1Fav = Favorable variance, which increases EBITDA and Adjusted EBITDA; Unfav = unfavorable variance, which reduces EBITDA and Adjusted EBITDA

                   
    Year Ended
    June 30,
    Dollar Amounts in Thousands ($000’s)
    (UNAUDITED)
                  $ Change
    2023
  2022
    fav / (unfav)
Net loss   $ (38,721 )   $ (20,415 )   $ (18,306 )
Interest (income)/expense, net     1,492       (16 )     1,508  
Provision for income taxes     46             46  
Amortization and depreciation     2,093       924       1,169  
EBITDA   $ (35,090 )   $ (19,507 )   $ (15,583 )
Adjustments:                  
Equity-based employee compensation expense     2,661       2,319       342  
Needlerock Farms settlement     756             756  
Grass Valley fire     324             324  
Loss on change of warrant liability     723             723  
Gain on change in contingent consideration     (195 )           (195 )
Acquisition costs     139       839       (700 )
Unrealized loss on investment           1,702       (1,702 )
Inventory step-up           978       (978 )
Adjusted EBITDA   $ (30,682 )   $ (13,669 )   $ (17,013 )

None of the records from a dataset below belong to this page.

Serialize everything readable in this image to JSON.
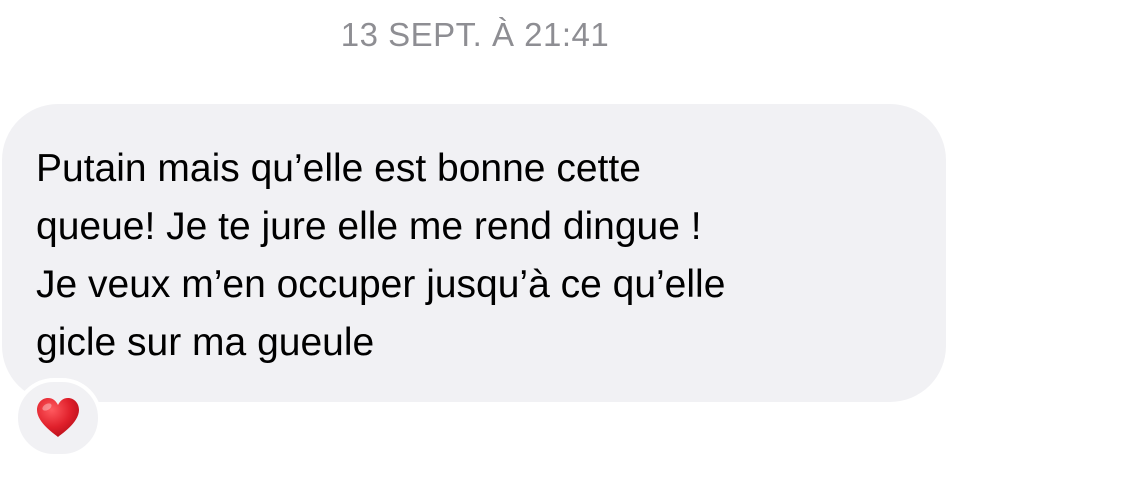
{
  "conversation": {
    "timestamp": "13 SEPT. À 21:41",
    "messages": [
      {
        "text": "Putain mais qu’elle est bonne cette\nqueue! Je te jure elle me rend dingue !\nJe veux m’en occuper jusqu’à ce qu’elle\ngicle sur ma gueule",
        "reaction": {
          "icon": "red-heart-icon",
          "color": "#e0202b"
        }
      }
    ]
  },
  "colors": {
    "bubble_background": "#f1f1f4",
    "timestamp_text": "#8e8e93",
    "message_text": "#000000"
  }
}
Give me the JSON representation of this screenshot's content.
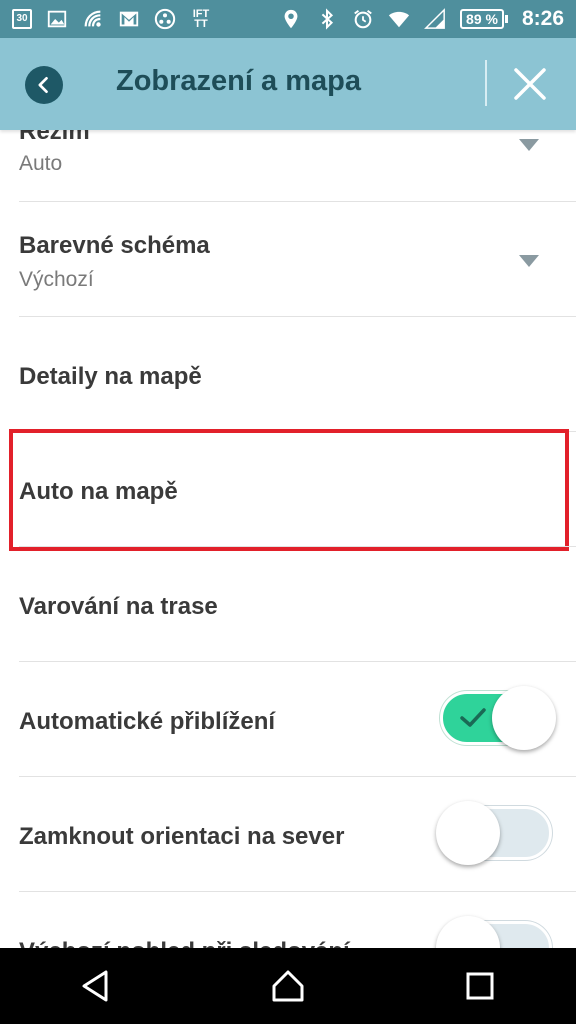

1Fav = Favorable variance, which increases EBITDA and Adjusted EBITDA; Unfav = unfavorable variance, which reduces EBITDA and Adjusted EBITDA

Notes regarding Non-GAAP Financial Information

In addition to the Company’s reported results in accordance with generally accepted accounting principles in the United States of America (“GAAP”), the Company provides EBITDA and Adjusted EBITDA.

In order to calculate EBITDA, the Company adjusts net (loss) income by adding back interest expense (income), provision (benefit) for income taxes, and depreciation and amortization expense from intangible assets. Adjusted EBITDA consists of EBITDA adjusted by the Company for certain non-cash and non-operating expense, including adding back equity-based employee compensation expense, (gain) loss on investments, acquisition costs, and any unusual or infrequently occurring items.

The Company believes that the presentation of EBITDA and Adjusted EBITDA are important financial measures that supplement discussion and analysis of its financial condition and results of operations and enhances an understanding of its operating performance. While management considers EBITDA and Adjusted EBITDA to be important, these financial performance measures should be considered in addition to, but not as a substitute for or superior to, other measures of financial performance prepared in accordance with GAAP, such as operating (loss) income, net (loss) income and cash flows from operations. Adjusted EBITDA is susceptible to varying calculations and the Company’s measurement of Adjusted EBITDA may not be comparable to those of other companies.